If I can do it, anyone can.
I am one of those impulsive spenders who does nothing for extended period of times, but suddenly indulges into big purchases.
I have still not changed this habit, but for sure the spikes have been toned down.
How I achieved this?
Two things that contributed most in my balancing act was:
(1) Creation of categories and sub categories of my income.
I allocated every penny I was earning to expenses and investments.
(2) Reducing my debt load by nearly 75%
How to categorise income?
#1. Prepare expense line items & quantify it
Preparation of expense line items is simple?
At the outset, this sound rather a simple exercise.
But actually its not so simple task.
The target is to list down all cash flows (expense, savings & investments) which consumes our income.
Suppose My income is $1,200 each year ($100 per month).
When I started listing and quantifying my expenses, to my complete surprise, I could account for only $60 each month.
Where the balance money was going?
In those times, I was virtually living hand to mouth.
There were almost no savings. Whatever savings I was doing were like bare minimum (forced).
It means everything was being spent.
When I could identify only $60, I became confused and anxious.
I wondered, where my money was going all these days? I was not able to even remember where I was spending them.
This is what is called as impulsive spending.
When people spend money without budgeting & tracking, they end up being an impulsive spender.
This is an undesirable state of mind.
I seek help from my family. After deliberation with family, the $60 figure went up to $70. But still there was a big gap.
It took me nearly a whole week to figure out where my money was going.
While I was doing this exercise I made a pledge to myself that, henceforth I will start recording all my expenses.
#2. Prepare an income breakdown
Once you have all the expense line items quantified, you are ready to break down your income.
The first step is to do a total of all expense and investments.
Check if this total value is equal to the total income or not.

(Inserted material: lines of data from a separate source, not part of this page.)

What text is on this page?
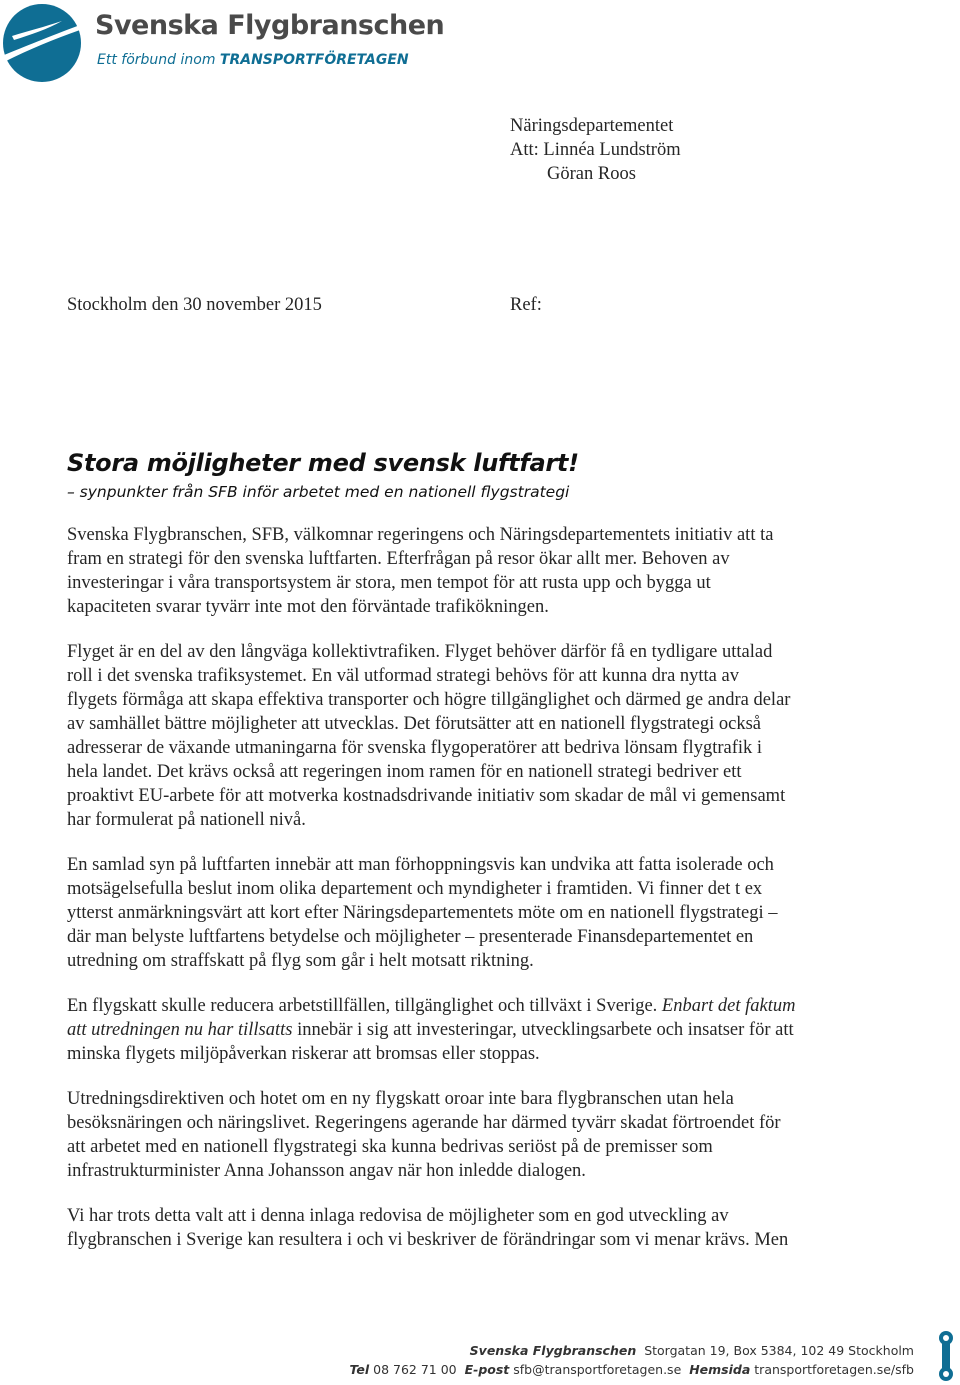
Svenska Flygbranschen
Ett förbund inom TRANSPORTFÖRETAGEN
Näringsdepartementet
Att: Linnéa Lundström
Göran Roos
Stockholm den 30 november 2015	Ref:
Stora möjligheter med svensk luftfart!
– synpunkter från SFB inför arbetet med en nationell flygstrategi

Svenska Flygbranschen, SFB, välkomnar regeringens och Näringsdepartementets initiativ att ta
fram en strategi för den svenska luftfarten. Efterfrågan på resor ökar allt mer. Behoven av
investeringar i våra transportsystem är stora, men tempot för att rusta upp och bygga ut
kapaciteten svarar tyvärr inte mot den förväntade trafikökningen.

Flyget är en del av den långväga kollektivtrafiken. Flyget behöver därför få en tydligare uttalad
roll i det svenska trafiksystemet. En väl utformad strategi behövs för att kunna dra nytta av
flygets förmåga att skapa effektiva transporter och högre tillgänglighet och därmed ge andra delar
av samhället bättre möjligheter att utvecklas. Det förutsätter att en nationell flygstrategi också
adresserar de växande utmaningarna för svenska flygoperatörer att bedriva lönsam flygtrafik i
hela landet. Det krävs också att regeringen inom ramen för en nationell strategi bedriver ett
proaktivt EU-arbete för att motverka kostnadsdrivande initiativ som skadar de mål vi gemensamt
har formulerat på nationell nivå.

En samlad syn på luftfarten innebär att man förhoppningsvis kan undvika att fatta isolerade och
motsägelsefulla beslut inom olika departement och myndigheter i framtiden. Vi finner det t ex
ytterst anmärkningsvärt att kort efter Näringsdepartementets möte om en nationell flygstrategi –
där man belyste luftfartens betydelse och möjligheter – presenterade Finansdepartementet en
utredning om straffskatt på flyg som går i helt motsatt riktning.

En flygskatt skulle reducera arbetstillfällen, tillgänglighet och tillväxt i Sverige. Enbart det faktum
att utredningen nu har tillsatts innebär i sig att investeringar, utvecklingsarbete och insatser för att
minska flygets miljöpåverkan riskerar att bromsas eller stoppas.

Utredningsdirektiven och hotet om en ny flygskatt oroar inte bara flygbranschen utan hela
besöksnäringen och näringslivet. Regeringens agerande har därmed tyvärr skadat förtroendet för
att arbetet med en nationell flygstrategi ska kunna bedrivas seriöst på de premisser som
infrastrukturminister Anna Johansson angav när hon inledde dialogen.

Vi har trots detta valt att i denna inlaga redovisa de möjligheter som en god utveckling av
flygbranschen i Sverige kan resultera i och vi beskriver de förändringar som vi menar krävs. Men

Svenska Flygbranschen Storgatan 19, Box 5384, 102 49 Stockholm
Tel 08 762 71 00 E-post sfb@transportforetagen.se Hemsida transportforetagen.se/sfb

If the total of expense + investment line items is more than your income, this situation is not manageable.
It is better to have a re-look into the quantification of expense + investments line items.

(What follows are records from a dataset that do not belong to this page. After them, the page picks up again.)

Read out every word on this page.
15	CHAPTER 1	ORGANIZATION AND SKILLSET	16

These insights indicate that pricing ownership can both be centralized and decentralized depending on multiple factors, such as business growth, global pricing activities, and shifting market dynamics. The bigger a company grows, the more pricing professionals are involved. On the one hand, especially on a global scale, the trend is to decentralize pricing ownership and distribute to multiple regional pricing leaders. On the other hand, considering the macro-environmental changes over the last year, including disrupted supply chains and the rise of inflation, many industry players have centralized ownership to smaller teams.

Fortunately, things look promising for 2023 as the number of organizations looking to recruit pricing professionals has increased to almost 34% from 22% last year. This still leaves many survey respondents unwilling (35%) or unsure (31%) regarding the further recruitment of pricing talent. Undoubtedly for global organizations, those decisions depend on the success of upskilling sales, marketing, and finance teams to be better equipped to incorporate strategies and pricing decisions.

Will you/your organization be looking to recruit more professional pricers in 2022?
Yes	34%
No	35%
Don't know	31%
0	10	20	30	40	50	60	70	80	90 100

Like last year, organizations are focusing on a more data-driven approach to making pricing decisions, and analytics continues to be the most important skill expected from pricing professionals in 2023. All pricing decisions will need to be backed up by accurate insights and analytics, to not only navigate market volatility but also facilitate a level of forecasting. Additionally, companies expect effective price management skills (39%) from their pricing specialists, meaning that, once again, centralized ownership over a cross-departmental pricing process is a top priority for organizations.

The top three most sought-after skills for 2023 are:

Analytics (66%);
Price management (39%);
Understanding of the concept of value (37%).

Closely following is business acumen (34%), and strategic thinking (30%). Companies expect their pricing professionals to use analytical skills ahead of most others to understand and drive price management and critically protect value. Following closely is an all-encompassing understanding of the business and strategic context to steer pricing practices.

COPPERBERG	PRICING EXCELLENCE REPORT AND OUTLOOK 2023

Total Income = Expense + Investment.
Today, any money that flows out (expense or investment) of my bank account (accumulated income) has a clear tag attached to it.

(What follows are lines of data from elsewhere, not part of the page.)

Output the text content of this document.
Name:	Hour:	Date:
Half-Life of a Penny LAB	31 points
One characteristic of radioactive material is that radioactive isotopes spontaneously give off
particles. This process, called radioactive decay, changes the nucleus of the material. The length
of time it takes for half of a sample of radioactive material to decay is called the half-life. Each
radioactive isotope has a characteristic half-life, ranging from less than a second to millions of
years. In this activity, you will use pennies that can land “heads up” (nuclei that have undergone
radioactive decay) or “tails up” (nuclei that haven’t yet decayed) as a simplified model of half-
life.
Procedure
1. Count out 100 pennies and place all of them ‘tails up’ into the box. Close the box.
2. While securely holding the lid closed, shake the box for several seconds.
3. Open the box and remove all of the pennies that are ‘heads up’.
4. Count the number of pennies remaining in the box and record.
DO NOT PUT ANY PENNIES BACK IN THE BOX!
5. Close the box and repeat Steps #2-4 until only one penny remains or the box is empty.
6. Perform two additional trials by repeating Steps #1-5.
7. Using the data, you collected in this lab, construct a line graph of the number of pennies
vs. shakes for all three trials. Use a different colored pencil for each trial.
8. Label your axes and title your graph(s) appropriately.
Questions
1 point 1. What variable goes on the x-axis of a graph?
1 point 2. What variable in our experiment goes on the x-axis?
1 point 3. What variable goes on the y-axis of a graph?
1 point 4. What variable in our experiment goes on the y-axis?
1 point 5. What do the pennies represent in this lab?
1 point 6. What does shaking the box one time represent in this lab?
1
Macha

The money that flows out is either tagged as expense or investment.
The idea of such tagging was that, I should remain constantly aware of my Expense-Investment proportion.
Target is to keep the proportion within 50-50 range.
Final Words…
What we have done here in step #2 is categorising income.
This break-down of income is saved in our excel sheet.
Every time $100 is credited in my savings account, I exactly know how much of it is allocated for entertainment, bill payments, investments etc.
In normal terms we call this categorising income as preparing a budget and cash flow.
What we have done here is exactly the same.
But I feel that, viewing budgeting and cash flow preparation from this angle helps to unearth the real meaning of the same.
The bigger purpose of preparing a budget and cash flow can be this.
It should help in more effective money management.
Categorising income the way it is explained here also allows Effective Money Management.
In fact for me, it worked very well because I have combined budgeting with cash flow preparation (income vs expense balancing as explained in step #2).
This is also true that only categorising income is not sufficient.
Once done like this, effective money management will become a reality.